Deb and I have elected to stay.
I think the risk is low here, mainly because the wind is again favourable and our house is quite defensible.
 As a bonus the air temperature is falling rapidly tonight.

Still it will mean a sleepless night.

Tuesday, October 1, 2013

Fire!

Last week I mentioned our unseasonably high temperatures and that the dry conditions had led to a Total Fire Ban.

Last week that led to fires down south around Taree and Sydney.
This week things are different.
Different in terms of where the fires are.

This was the view out our lounge-room window when I got home this afternoon. 
 As you can see the hot weather has dried the country out.  The puffs of smoke in the distance are a bushfire burning in Eucalyptus forest. The strip of track in the middle ground is our trail down to the road (about 5 km or three miles away).

This next piccie zooms in on the fire a little. At the moment it is about 8km (5 miles) away. 
It isn't a huge fire, but because of the country it is burning in it hasn't been controlled.

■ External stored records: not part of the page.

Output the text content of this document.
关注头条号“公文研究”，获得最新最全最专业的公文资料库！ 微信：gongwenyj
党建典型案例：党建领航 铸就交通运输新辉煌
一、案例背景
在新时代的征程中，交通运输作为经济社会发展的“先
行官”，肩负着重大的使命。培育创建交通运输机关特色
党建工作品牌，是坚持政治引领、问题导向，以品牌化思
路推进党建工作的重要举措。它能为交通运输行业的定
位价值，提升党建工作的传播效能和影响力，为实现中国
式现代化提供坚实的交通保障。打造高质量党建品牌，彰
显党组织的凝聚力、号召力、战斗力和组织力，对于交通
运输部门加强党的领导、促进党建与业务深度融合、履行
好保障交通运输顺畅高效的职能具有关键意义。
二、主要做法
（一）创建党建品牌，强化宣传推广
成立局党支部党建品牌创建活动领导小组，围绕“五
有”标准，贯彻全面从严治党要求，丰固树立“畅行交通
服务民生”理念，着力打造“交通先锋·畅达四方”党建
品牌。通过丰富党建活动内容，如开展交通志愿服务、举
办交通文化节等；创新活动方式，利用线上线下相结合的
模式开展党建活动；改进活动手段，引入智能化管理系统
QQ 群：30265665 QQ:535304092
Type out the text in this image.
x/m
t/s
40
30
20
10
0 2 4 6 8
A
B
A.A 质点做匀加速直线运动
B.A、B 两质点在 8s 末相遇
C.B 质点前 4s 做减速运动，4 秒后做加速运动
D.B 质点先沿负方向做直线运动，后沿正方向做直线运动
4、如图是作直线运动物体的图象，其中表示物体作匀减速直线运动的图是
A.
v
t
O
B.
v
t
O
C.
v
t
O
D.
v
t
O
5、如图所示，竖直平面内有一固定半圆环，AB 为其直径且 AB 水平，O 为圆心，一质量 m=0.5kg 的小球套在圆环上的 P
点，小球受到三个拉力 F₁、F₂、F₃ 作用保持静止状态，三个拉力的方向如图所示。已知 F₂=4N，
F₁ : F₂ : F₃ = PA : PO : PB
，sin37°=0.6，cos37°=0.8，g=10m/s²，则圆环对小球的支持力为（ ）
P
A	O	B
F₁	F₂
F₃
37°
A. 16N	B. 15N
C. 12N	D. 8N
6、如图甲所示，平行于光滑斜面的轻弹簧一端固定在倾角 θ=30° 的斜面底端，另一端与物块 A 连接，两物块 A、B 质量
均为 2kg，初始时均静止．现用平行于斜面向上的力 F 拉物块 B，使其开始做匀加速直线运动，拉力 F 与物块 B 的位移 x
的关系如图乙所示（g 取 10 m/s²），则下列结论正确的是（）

Unfortunately it has burnt out two properties including one dwelling.

Fortunately, three things mean we are not too worried up on our hill:
  • the wind is blowing away from us so the main axis of the fire is in the other direction.  The forecast for the next few days predicts the wind will keep favouring us.
  •  second the road cuts a line between us and the fire, which forms a good halt line for the Rural Fire Service brigades to stop the fire.
  • and finally between us and the burning bush is a band of rainforest. Even in these conditions the greener forest doesn't often burn.
Still I guess I am in for a restless night.

Especially as this piccie I took a few minutes ago shows how eerie the fire looks at night.